Geçen yıl elektrik tüketiminin yüzde 60’ından fazlasını yenilenebilir enerjiyle karşılayan Almanya, Paris’in atom enerjisini “yeşil” olarak nitelendirme girişimine uzun süredir karşı çıkıyor. Fransa, elektriğinin yaklaşık yüzde 70’ini nükleer enerjiden elde ediyor.

Berlin’in endişeleri kısmen, Fransız sanayisinin 56 reaktörlük filosu sayesinde rekabet avantajı elde edeceği, Alman sanayisinin ise ucuz Rus enerjisinin kesilmesinin ardından yüksek gaz fiyatlarının etkisinden hâlâ kurtulamamış olmasından kaynaklanıyordu.

Ayrıca bu, Scholz hükümetinde yer alan nükleer karşıtı Yeşiller’in de bulunduğu Almanya’da ideolojik bir mesele haline gelmişti. Bu anlaşmazlık, AB yasal metinlerinde, özellikle de Berlin’in Alman sanayisinin karbondan arındırılması için kritik bir enerji taşıyıcısı olarak gördüğü yenilenebilir enerji ve hidrojen üretimiyle ilgili metinlerde, nükleer enerjinin eşanlamlısı olarak görülen “düşük karbon” ifadesinin kullanılması konusunda uzun tartışmalara yol açmıştı.
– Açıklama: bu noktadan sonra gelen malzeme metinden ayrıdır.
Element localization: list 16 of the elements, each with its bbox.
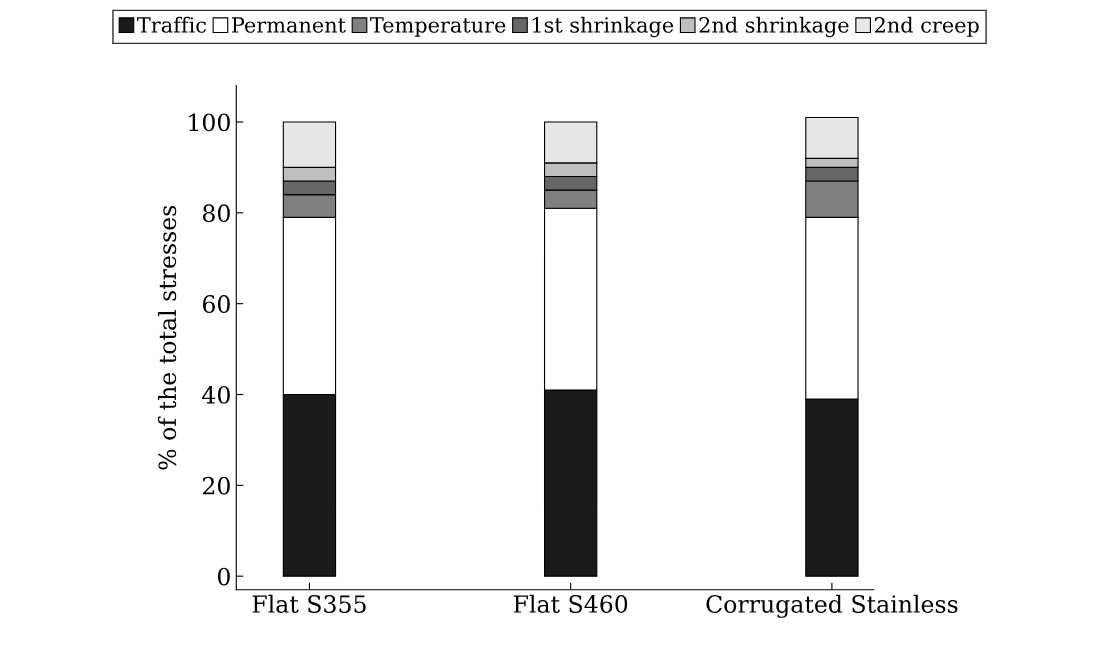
y-tick-label: 40 — [202, 385, 230, 404]
x-tick-label: Corrugated Stainless — [706, 594, 958, 618]
y-tick-label: 100 — [189, 113, 230, 132]
y-tick-label: 80 — [202, 204, 230, 223]
legend-label: Traffic — [137, 16, 206, 33]
y-tick-label: 20 — [202, 476, 230, 495]
x-tick-label: Flat S460 — [513, 594, 628, 613]
x-tick-label: Flat S355 — [252, 594, 366, 613]
legend-label: 1st shrinkage — [532, 16, 674, 38]
legend-label: Permanent — [232, 17, 346, 33]
y-tick-label: 0 — [217, 567, 230, 586]
legend-label: 2nd shrinkage — [699, 16, 849, 38]
legend-label: 2nd creep — [874, 16, 979, 37]
legend-label: Temperature — [370, 17, 506, 37]
y-tick-label: 60 — [202, 295, 230, 313]
y-axis-title: % of the total stresses — [157, 205, 177, 470]
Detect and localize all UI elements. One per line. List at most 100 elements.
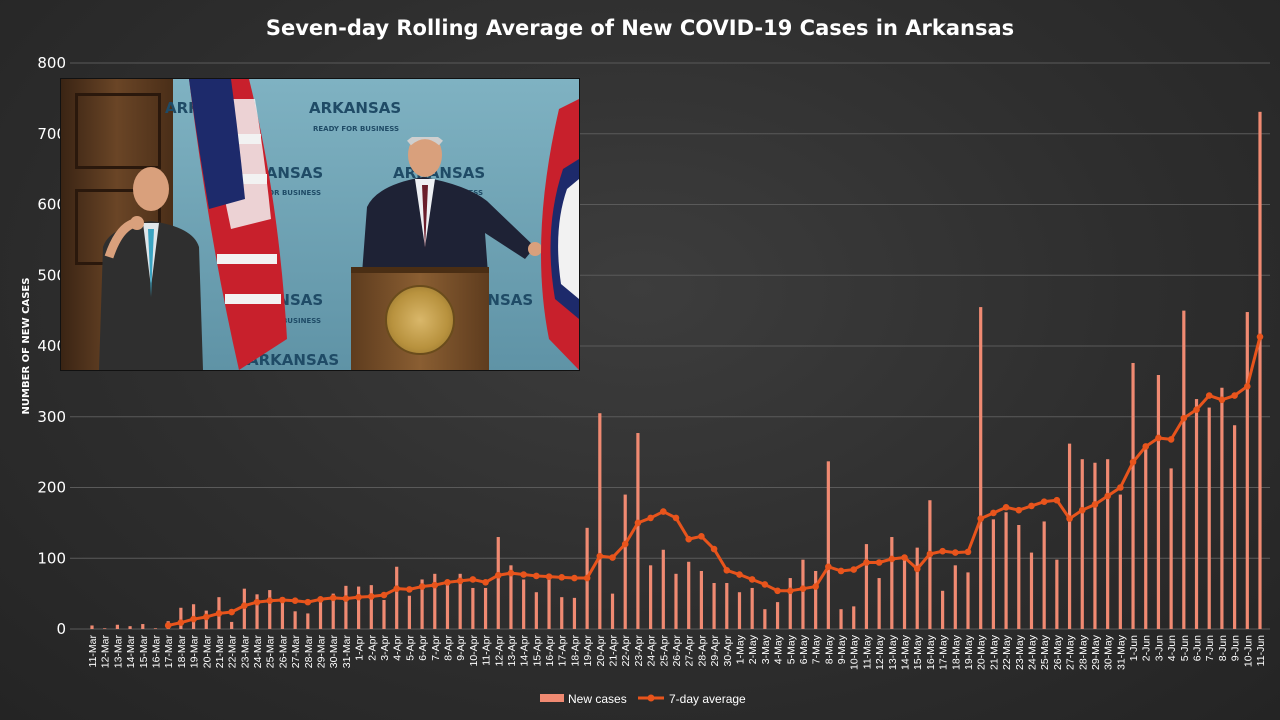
bar-new-cases [1169,468,1173,629]
x-tick-label: 26-Apr [671,634,683,666]
y-tick-label: 600 [37,196,66,214]
point-seven-day-average [418,583,426,590]
backdrop-logo-subtext: READY FOR BUSINESS [235,189,322,197]
bar-new-cases [293,611,297,629]
point-seven-day-average [913,565,921,573]
us-flag [189,79,287,370]
y-tick-label: 800 [37,54,66,72]
bar-new-cases [255,594,259,629]
bar-new-cases [547,578,551,629]
x-tick-label: 5-Jun [1179,635,1191,661]
legend-swatch-average-marker [647,694,655,702]
legend-label-seven-day-average: 7-day average [669,692,746,706]
x-tick-label: 16-May [925,634,937,670]
bar-new-cases [445,583,450,629]
x-tick-label: 31-Mar [341,635,353,669]
point-seven-day-average [177,619,185,626]
point-seven-day-average [520,571,527,578]
bar-new-cases [1194,399,1199,629]
x-tick-label: 27-Mar [290,635,302,669]
governor-speaking [361,137,541,287]
bar-new-cases [369,585,373,629]
point-seven-day-average [1231,392,1238,399]
x-tick-label: 13-Mar [112,635,124,669]
bar-new-cases [826,461,830,629]
bar-new-cases [1067,443,1072,629]
bar-new-cases [1017,524,1021,629]
x-tick-label: 14-May [900,634,912,670]
bar-new-cases [1055,559,1059,629]
point-seven-day-average [583,574,591,582]
x-tick-label: 16-Apr [544,634,556,666]
x-tick-label: 30-May [1103,634,1115,670]
bar-new-cases [801,559,805,629]
x-tick-label: 6-Jun [1192,635,1204,661]
x-tick-label: 18-Apr [569,634,581,666]
x-tick-label: 26-May [1052,634,1064,670]
point-seven-day-average [431,581,439,589]
point-seven-day-average [1015,506,1023,514]
point-seven-day-average [672,514,680,522]
x-tick-label: 17-Mar [163,635,175,669]
press-conference-video-inset: ARKANSAS ARKANSAS READY FOR BUSINESS ARK… [60,78,580,371]
x-tick-label: 28-Apr [696,634,708,666]
bar-new-cases [1245,312,1249,629]
bar-new-cases [750,587,754,629]
point-seven-day-average [393,585,400,592]
point-seven-day-average [291,597,299,604]
x-tick-label: 12-Mar [100,635,112,669]
point-seven-day-average [304,598,312,606]
bar-new-cases [674,573,678,629]
x-tick-label: 10-Jun [1242,635,1254,667]
bar-new-cases [737,592,742,629]
point-seven-day-average [1205,392,1213,399]
x-tick-label: 25-May [1039,634,1051,670]
point-seven-day-average [202,613,210,621]
point-seven-day-average [964,548,972,556]
point-seven-day-average [875,559,883,566]
x-tick-label: 22-Mar [227,635,239,669]
x-tick-label: 11-May [861,634,873,669]
y-tick-label: 300 [37,408,66,426]
bar-new-cases [1080,459,1084,629]
legend-label-new-cases: New cases [568,692,627,706]
point-seven-day-average [1053,496,1061,504]
x-tick-label: 9-Jun [1230,635,1242,661]
bar-new-cases [483,587,488,629]
point-seven-day-average [545,573,553,580]
bar-new-cases [407,595,411,629]
bar-new-cases [699,570,703,629]
x-tick-label: 5-Apr [404,635,416,661]
bar-new-cases [1029,552,1034,629]
x-tick-label: 4-May [773,634,785,664]
y-tick-label: 500 [37,266,66,284]
point-seven-day-average [444,579,451,586]
legend-swatch-new-cases [540,694,564,702]
bar-new-cases [788,578,792,629]
x-axis-ticks: 11-Mar 12-Mar 13-Mar 14-Mar 15-Mar 16-Mar 17-M… [87,634,1267,670]
bar-new-cases [268,590,272,629]
point-seven-day-average [1155,434,1162,442]
bar-new-cases [420,579,424,629]
bar-new-cases [661,549,665,629]
bar-new-cases [864,544,869,629]
backdrop-logo-text: ARKANSAS [309,99,402,117]
x-tick-label: 5-May [785,634,797,664]
x-tick-label: 30-Mar [328,635,340,669]
y-tick-label: 100 [37,549,66,567]
point-seven-day-average [456,577,464,585]
point-seven-day-average [926,550,934,558]
point-seven-day-average [469,576,477,583]
bar-new-cases [280,598,285,629]
x-tick-label: 13-May [887,634,899,670]
x-tick-label: 3-Apr [379,635,391,661]
bar-new-cases [179,607,183,629]
bar-new-cases [1182,310,1186,629]
bar-new-cases [141,624,145,629]
x-tick-label: 21-May [988,634,1000,670]
point-seven-day-average [558,574,566,581]
y-tick-label: 400 [37,337,66,355]
point-seven-day-average [406,586,413,593]
bar-new-cases [128,626,132,629]
x-tick-label: 14-Apr [519,634,531,666]
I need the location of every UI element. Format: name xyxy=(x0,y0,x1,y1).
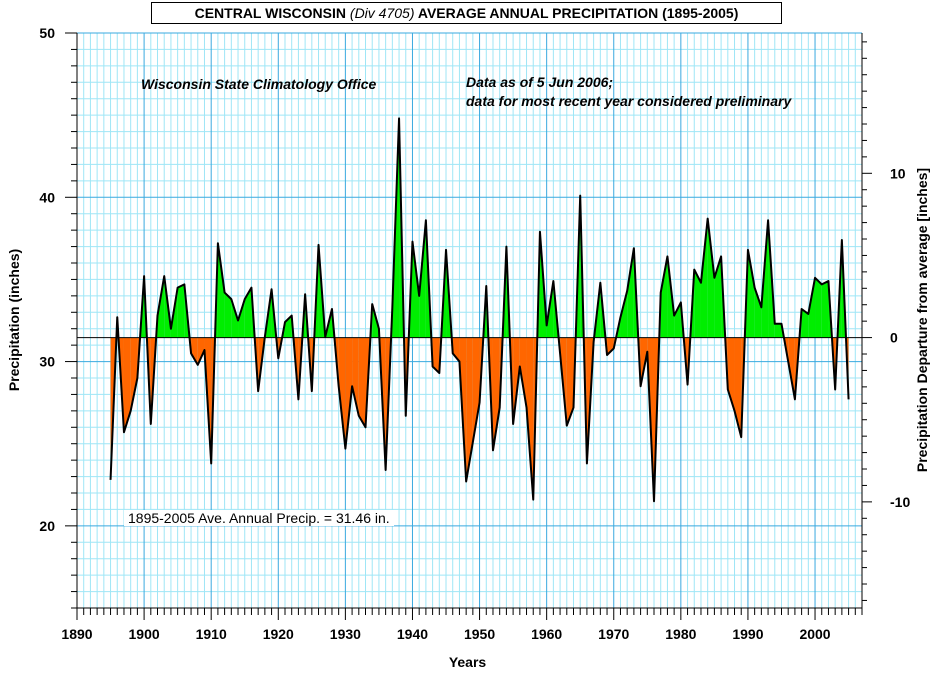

7 Mayıs’ta Merz’in Paris ziyareti sırasında Fransa Cumhurbaşkanı Emmanuel Macron, “Ulusal tercihleri saygı göstererek enerji egemenliğimizi sağlamak için, nükleer veya yenilenebilir olsun, düşük karbonlu enerjilere yönelik Avrupa düzeyindeki tüm ayrımcılığın sona ermesini talep ediyoruz,” demişti.

Fransız yetkili, Almanya’nın yeni tutumunun, nükleer enerjiden üretilen hidrojenin artık rüzgar veya güneş enerjisinden üretilen hidrojenle eşit muamele görmesi gerektiği anlamına geldiğini söyledi.